Russie-Occident : perspectives inouïes
« Nous choisirons toujours l'Occident ! » Voilà ce qu'avait répondu le président Poutine, en visite en France, il y a quelques années, lorsqu'il avait été interrogé sur les choix fondamentaux de la Russie face aux éventuelles menaces venant du Sud et de l'Est.
Aujourd'hui, les choses se précipitent. Au sommet Otan-Russie de Lisbonne, le président Medvedev a déclaré vouloir participer au projet de bouclier antimissile européen qui avait pourtant braqué la Russie contre l'Amérique de George Bush. C'est donc que ce fameux bouclier, encore loin d'être au point, ne serait pas tourné vers la Russie, mais vers d'autres périls qui pourraient menacer aussi la Russie.
Contrairement au président français qui, ces derniers jours, ciblait le danger iranien, l'Otan s'est gardée de préciser d'où viennent les menaces. Cependant, tout le monde le sait, y compris les Russes. Ceux-ci, de plus, redoutent un échec occidental en Afghanistan car les islamistes triompheraient et pousseraient leur avantage en direction des minorités musulmanes de Russie et de ses pays voisins. Du coup, les Russes coopèrent directement, déjà, avec l'Otan en Afghanistan où ils ont eux-mêmes combattu. Ils ne s'y battent pas les armes à la main, mais conseillent et apportent des appuis techniques...

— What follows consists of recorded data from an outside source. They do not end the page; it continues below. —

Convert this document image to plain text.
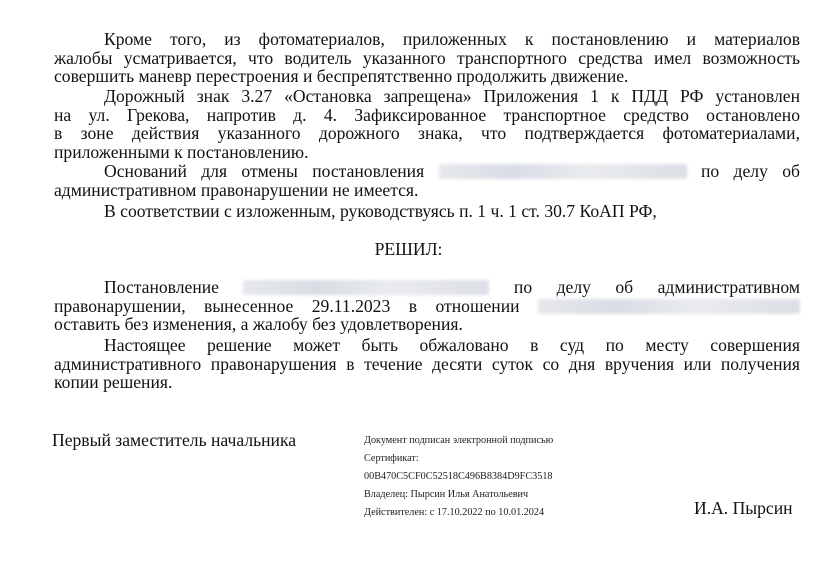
Кроме того, из фотоматериалов, приложенных к постановлению и материалов
жалобы усматривается, что водитель указанного транспортного средства имел возможность
совершить маневр перестроения и беспрепятственно продолжить движение.
Дорожный знак 3.27 «Остановка запрещена» Приложения 1 к ПДД РФ установлен
на ул. Грекова, напротив д. 4. Зафиксированное транспортное средство остановлено
в зоне действия указанного дорожного знака, что подтверждается фотоматериалами,
приложенными к постановлению.
Оснований для отмены постановления	по делу об
административном правонарушении не имеется.
В соответствии с изложенным, руководствуясь п. 1 ч. 1 ст. 30.7 КоАП РФ,
РЕШИЛ:
Постановление	по делу об административном
правонарушении, вынесенное 29.11.2023 в отношении
оставить без изменения, а жалобу без удовлетворения.
Настоящее решение может быть обжаловано в суд по месту совершения
административного правонарушения в течение десяти суток со дня вручения или получения
копии решения.
Первый заместитель начальника	Документ подписан электронной подписью
Сертификат:
00B470C5CF0C52518C496B8384D9FC3518
Владелец: Пырсин Илья Анатольевич
Действителен: с 17.10.2022 по 10.01.2024	И.А. Пырсин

Par ailleurs, la Chine est très pressante sur la frontière sinorusse de Sibérie. On ne sait pas ce que sera le monde dans quelques décennies avec ces énormes puissances ascendantes, démographiquement et économiquement, que sont, par exemple, la Chine, l'Inde, l'Indonésie. Mais le monde peut être alors plus compliqué et d'autant plus que « la menace, c'est la prolifération des armes de destruction massive et des vecteurs balistiques » (1). Avec cette ouverture du président russe, on voit l'ampleur du retournement qui fait suite à la guerre froide.
Mais cela ne s'arrête pas là et Vladimir Poutine vient de lancer une nouvelle idée proprement révolutionnaire qui va dans le même sens. « Il a appelé à la constitution d'un espace de libre-échange, de Lisbonne à Vladivostok » (2) ! Un tel marché commun englobant l'ensemble du continent européen constituerait une force économique considérable et résoudrait bien des déséquilibres.
De quoi réfléchir et espérer
Ainsi l'Europe verrait nombre de ses approvisionnements assurés, notamment en énergie (gaz, pétrole russe), mais aussi en matières premières et, de plus, elle pourrait trouver de nouveaux débouchés. De son côté, la Russie profiterait des technologies occidentales et des savoir-faire européens qui lui manquent pour se développer comme elle le souhaite. L'alliance avec l'Otan rassurerait les États-Unis qui, ainsi, ne verraient pas, dans l'offre russe, une tentative pour détacher l'Europe de l'Amérique.
Si tout cela aboutissait, c'est un monde totalement nouveau qui apparaîtrait : l'Est et l'Ouest ne seraient plus opposés comme ils l'ont été depuis la fondation de l'URSS. Par contre, ne risquerions-nous pas de voir naître de nouvelles tensions entre ce vaste Occident, de Vancouver à Vladivostok, et le sud de la planète où bouillonnent des forces plus ou moins antinomiques, des tendances contradictoires, de nombreux conflits potentiels, de grandes misères inacceptables ?
Le président Bush voulait imposer la démocratie au Moyen-Orient par la force. Nous savons bien que celle-ci ne conduira à rien. En parallèle avec cette nouvelle donne évoquée ci-dessus, c'est grâce à la coopération Nord-Sud que la paix pourra s'affirmer.
Pour cela, il faut au moins deux choses : que les rapprochements évoqués entre les trois grands pôles, États-Unis, Union européenne, Russie, faisant peut-être surgir, un jour, un nouvel Occident, ne se fassent pas contre certains, mais pour l'entente entre tous. Et aussi que la Russie elle-même avance vite sur les chemins de la démocratie. Elle gagnerait alors la confiance de tous.
Mais, comme le disait un journaliste russe, ces jours derniers, elle a encore un long chemin à parcourir pour y parvenir car, en Russie, aux yeux du peuple, la loi, qui tombe d'en haut, est plus une menace qu'une sauvegarde. C'est ce que Vladimir Poutine appelait la verticalité du pouvoir, contrairement aux démocraties où la loi émanant du peuple est pour le peuple. Voilà qui donne à réfléchir, mais aussi à espérer.
(1) Général Abrial, La Croix, 23/11/2010.
(2) Bernard Guetta, France Inter, 26/11/2010.